Being honest about the potential mistakes and open about misuse, and the procedures to minimize these inevitabilities, can build trust.

All three recommendations would aid in increasing trust in police work at a time when it really needs it.

Fingerprint algorithms are most familiar to those in the government, industry and the public, and of the three prevalent biometric algorithm types, it is oldest. And yet, something as simple as a print’s orientation in relation to a stored image can tank some vendors’ matching algorithms, according to the GAO’s report.

Facial recognition has its own collection of advantages and disadvantages, and would benefit most in the short term when it comes to demystification.

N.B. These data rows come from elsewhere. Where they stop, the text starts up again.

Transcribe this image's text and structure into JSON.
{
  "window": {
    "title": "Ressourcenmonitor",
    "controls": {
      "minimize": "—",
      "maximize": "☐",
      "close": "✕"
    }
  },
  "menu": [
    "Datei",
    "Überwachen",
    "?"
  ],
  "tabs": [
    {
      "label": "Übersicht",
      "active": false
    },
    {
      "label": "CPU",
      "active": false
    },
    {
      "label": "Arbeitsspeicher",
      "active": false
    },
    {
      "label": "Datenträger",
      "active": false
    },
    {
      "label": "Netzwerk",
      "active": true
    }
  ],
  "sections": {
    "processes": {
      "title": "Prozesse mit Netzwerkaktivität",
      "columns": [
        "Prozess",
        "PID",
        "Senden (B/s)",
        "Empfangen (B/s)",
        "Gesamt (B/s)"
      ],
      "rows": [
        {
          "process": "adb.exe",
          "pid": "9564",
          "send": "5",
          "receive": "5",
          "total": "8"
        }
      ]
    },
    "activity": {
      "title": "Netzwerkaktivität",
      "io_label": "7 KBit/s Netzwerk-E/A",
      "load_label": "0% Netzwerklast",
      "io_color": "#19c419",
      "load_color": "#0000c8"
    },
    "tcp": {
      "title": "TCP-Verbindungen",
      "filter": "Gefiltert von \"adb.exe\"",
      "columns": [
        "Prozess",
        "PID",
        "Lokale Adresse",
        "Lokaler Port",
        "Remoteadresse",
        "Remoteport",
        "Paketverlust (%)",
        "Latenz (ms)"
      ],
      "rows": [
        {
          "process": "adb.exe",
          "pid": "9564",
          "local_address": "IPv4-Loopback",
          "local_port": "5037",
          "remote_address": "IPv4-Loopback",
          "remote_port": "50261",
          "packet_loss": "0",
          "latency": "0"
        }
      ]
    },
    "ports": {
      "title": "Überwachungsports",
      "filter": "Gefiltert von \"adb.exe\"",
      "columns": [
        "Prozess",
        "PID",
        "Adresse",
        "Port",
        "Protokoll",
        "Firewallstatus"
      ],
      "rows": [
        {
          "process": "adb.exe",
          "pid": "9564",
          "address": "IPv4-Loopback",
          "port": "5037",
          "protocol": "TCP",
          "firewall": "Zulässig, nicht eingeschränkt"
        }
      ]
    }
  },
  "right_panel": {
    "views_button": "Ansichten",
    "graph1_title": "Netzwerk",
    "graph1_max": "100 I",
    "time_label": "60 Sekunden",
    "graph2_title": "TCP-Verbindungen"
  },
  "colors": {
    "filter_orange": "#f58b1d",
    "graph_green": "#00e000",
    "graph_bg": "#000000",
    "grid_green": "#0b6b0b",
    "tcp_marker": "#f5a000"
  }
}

Probabilistic genotyping is the most esoteric of the three, and is a trickier tool than even face biometrics. The GAO says probabilistic genotyping can increase the variety of DNA evidence that can be analyzed in fighting crime.

Being probabilistic (as is most automated biometric tools), it cannot always do what many people think automation does — offer a binary answer to questions. Instead, algorithms typically assign numerical scores for multiple possibilities.

That makes facial recognition potentially problematic, and in the case of faces, people can see for themselves if results seem sound. That is not the case when working with DNA analysis.